It's where a nose-ringed backpacker, elderly tourist, undergraduate, yeshiva student and middle-aged secretary meet. It's where they ascend a mountain to learn, tour an ancient city and discover the mysteries and spirituality of their Jewish heritage. Welcome to Ascent of Safed, Israel.

"Ascent is a place where you can learn and experience the spiritual and inner aspects of Torah," says Chabad-Lubavitch Rabbi Mordechai "Big Mo" Siev, director of outreach and English programming at the part-yeshiva, part-hostel, part-retreat center that is Ascent.

Originally from Long Island, N.Y., Siev has been with Ascent since 1987. He calls the center "your home away from home in Safed."

One of Judaism's four holiest cities, Safed is considered birthplace of the traditional study of Kabbalah, or Jewish mysticism. The 2nd century sage Rabbi Shimon bar Yochai authored the study's primary text, the Zohar, nearby. In the city itself during the 16th century, Rabbi Yitzchak Luria plumbed the depths of the Zohar and began to teach its concepts. It was also in Safed that Rabbi Yosef Caro wrote his Code of Jewish Law.

Ascent co-founder Rabbi Yerachmiel Tilles says that the location – besides its mystical heritage, Safed commands a breathtaking vantage point over Israel's northern Galilee region – translates into the center's not being your typical Chabad House. Besides for its lectures and creative workshops, Ascent offers visitors musical performances, hikes through Safed's Old City and the surrounding forests, meditation lessons and more.

"Our laid-back approach helps us to reach people that no one else reaches," reports Tilles, who hails from the Bronx, N.Y., and directs Ascent's Web-based and print publications.

The center holds classes four times a day, operates three Web sites, runs a youth hostel and maintains purportedly the largest English library outside of Jerusalem. It hosted some 35,000 guests last year, a mixture of native Israelis and visiting foreigners.

"Our Shabbat in Safed can transform a person's life," says Siev. "Outside Israel, it takes more time. But the air in Safed is special. It's a different scope, a whole different world here."

Special Atmosphere

Housed in an old hotel in Safed’s Old City, Ascent has taught thousands about Judaism through the years.
Housed in an old hotel in Safed’s Old City, Ascent has taught thousands about Judaism through the years.
It was that special atmosphere that led Tilles to join with Rabbis Yosef Leiter and Moshe Yaakov Wisnefsky to establish Ascent in the early 1980s. Back then, people who learned with the three wanted to know if there was a center that catered to them.

"At the time, there wasn't a good answer to that question, 'Where can I find out more?' " said Tilles.

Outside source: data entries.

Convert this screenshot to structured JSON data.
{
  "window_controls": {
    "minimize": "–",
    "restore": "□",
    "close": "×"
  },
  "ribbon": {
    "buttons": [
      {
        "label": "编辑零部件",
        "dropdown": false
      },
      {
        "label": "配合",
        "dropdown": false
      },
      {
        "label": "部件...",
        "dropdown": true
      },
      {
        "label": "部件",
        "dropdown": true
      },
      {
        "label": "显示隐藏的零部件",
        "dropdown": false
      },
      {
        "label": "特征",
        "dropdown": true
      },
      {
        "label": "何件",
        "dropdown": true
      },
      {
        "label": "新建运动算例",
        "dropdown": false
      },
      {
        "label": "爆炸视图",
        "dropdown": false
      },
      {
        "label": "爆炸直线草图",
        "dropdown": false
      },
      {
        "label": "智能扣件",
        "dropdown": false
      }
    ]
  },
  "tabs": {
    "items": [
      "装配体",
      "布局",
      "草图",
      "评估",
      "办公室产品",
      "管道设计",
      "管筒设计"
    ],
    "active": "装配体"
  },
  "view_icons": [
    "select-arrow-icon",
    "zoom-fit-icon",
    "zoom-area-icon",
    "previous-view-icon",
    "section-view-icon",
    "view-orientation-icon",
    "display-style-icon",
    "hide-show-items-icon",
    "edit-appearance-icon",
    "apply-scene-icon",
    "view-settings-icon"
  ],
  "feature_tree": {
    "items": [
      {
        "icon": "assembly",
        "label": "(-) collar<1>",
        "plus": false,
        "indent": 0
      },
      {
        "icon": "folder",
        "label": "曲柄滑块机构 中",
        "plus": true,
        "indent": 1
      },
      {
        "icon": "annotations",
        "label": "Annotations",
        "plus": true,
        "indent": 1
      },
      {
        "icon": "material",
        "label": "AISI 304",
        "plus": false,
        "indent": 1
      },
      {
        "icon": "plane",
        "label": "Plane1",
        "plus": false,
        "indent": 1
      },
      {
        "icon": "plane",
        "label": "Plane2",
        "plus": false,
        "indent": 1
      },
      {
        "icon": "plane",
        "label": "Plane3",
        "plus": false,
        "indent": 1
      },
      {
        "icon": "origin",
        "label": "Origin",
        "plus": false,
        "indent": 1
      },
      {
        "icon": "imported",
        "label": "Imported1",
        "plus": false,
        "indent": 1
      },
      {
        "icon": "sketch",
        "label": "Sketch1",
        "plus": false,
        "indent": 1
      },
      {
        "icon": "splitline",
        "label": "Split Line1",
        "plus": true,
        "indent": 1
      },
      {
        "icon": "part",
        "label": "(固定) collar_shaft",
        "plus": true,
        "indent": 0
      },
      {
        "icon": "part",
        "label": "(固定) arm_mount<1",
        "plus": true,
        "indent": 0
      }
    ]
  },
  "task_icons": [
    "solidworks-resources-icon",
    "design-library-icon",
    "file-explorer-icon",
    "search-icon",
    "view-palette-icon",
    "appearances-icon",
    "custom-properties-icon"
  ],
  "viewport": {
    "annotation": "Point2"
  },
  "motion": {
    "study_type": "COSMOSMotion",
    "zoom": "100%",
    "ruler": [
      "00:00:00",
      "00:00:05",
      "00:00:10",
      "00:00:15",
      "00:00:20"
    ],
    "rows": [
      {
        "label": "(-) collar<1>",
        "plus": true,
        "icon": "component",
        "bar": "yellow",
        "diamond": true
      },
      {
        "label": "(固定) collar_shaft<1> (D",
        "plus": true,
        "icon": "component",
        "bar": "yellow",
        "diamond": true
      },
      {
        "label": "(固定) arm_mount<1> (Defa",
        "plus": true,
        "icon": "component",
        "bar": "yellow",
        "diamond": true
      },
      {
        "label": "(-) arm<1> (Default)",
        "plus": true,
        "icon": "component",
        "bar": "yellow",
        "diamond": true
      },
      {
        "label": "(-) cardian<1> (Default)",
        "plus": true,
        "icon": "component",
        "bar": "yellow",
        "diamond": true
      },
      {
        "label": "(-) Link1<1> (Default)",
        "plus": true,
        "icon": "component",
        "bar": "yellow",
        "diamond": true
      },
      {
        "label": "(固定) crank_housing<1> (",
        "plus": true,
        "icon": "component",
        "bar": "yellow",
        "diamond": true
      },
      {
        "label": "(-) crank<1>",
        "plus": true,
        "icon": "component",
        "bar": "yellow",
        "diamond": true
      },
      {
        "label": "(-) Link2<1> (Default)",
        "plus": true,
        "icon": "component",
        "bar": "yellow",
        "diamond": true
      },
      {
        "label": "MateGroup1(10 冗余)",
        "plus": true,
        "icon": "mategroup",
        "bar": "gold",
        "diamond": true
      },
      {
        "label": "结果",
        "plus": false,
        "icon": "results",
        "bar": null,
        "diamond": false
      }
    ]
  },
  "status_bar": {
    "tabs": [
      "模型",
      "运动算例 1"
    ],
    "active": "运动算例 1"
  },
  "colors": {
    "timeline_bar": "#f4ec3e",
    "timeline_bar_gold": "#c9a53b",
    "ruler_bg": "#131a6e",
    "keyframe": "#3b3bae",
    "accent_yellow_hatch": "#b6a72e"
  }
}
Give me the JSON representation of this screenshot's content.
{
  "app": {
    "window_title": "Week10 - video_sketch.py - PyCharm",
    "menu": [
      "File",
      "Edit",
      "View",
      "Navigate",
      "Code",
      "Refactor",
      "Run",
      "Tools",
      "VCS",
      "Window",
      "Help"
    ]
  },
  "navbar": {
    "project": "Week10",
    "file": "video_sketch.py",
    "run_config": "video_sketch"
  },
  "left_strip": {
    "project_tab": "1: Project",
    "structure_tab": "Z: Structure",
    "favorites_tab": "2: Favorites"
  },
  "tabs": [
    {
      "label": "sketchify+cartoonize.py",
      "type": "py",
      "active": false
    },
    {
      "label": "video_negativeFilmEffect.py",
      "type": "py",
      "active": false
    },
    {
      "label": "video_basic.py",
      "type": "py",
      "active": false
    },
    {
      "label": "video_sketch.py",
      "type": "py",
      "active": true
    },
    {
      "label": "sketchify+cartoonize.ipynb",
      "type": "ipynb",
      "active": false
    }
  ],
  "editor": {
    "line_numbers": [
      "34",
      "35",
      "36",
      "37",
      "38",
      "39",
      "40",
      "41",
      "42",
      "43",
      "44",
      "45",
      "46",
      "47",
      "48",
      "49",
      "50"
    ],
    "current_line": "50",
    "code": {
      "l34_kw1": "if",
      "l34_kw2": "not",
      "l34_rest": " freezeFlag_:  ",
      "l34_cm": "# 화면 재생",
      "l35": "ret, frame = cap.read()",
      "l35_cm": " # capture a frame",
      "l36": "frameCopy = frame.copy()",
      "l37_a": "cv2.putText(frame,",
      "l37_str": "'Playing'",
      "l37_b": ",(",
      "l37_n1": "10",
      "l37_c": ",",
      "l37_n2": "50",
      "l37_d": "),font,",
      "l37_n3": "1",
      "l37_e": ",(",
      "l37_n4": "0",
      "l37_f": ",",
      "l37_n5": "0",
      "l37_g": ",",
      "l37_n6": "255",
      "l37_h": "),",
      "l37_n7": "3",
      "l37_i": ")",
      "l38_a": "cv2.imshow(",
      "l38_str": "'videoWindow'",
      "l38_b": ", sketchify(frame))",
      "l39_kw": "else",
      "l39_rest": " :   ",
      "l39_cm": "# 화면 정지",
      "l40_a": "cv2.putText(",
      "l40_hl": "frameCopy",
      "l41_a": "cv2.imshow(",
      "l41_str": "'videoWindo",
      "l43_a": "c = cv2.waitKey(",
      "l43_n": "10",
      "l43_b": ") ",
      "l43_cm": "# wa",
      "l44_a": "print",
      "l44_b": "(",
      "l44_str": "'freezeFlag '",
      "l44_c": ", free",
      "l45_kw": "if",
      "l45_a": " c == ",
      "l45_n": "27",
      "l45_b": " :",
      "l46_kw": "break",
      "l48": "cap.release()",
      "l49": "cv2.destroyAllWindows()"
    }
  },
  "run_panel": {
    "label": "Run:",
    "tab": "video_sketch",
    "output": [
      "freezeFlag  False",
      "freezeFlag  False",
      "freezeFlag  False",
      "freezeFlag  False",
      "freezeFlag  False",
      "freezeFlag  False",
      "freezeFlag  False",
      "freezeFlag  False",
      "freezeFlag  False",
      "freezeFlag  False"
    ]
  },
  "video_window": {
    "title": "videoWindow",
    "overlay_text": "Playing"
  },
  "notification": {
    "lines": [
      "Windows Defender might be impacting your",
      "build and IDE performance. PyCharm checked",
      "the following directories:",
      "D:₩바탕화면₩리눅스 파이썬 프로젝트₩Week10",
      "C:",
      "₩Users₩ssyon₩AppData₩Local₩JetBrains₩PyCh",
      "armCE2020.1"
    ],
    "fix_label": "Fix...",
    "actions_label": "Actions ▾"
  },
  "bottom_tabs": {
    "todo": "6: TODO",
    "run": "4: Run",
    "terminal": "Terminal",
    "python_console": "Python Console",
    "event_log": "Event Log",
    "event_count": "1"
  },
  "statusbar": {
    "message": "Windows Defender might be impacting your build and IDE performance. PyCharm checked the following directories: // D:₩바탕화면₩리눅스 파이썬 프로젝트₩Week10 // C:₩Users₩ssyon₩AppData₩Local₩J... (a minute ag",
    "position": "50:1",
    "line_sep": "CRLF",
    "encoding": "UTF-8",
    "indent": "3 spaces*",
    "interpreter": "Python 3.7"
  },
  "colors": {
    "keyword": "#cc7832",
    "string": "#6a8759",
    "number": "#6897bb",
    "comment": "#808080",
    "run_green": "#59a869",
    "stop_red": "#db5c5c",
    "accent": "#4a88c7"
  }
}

So the rabbis began running short programs for interested Safed visitors. Eventually, their groups, the first of which had just four attendees, became so large that they needed their own building.

Since then, Ascent has experienced tremendous growth since its humble beginnings in the founders' homes. Its current location, an old hotel, sports five public spaces, two porches, a garden and 70 beds. An auditorium is slated to be built in the near future.

"Thousands have passed through Ascent," says Tilles.

College students on Taglit-birthright israel trips provided by Mayanot make stops at the center, as did the recent Rohr Jewish Learning Institute first-ever mission to the Holy Land this spring.

Leiter expects the numbers to only grow, as the new craze of educational tourism picks up.

"We try to give a full Jewish experience," he states. "It's not always what you do in class that has the most profound effect."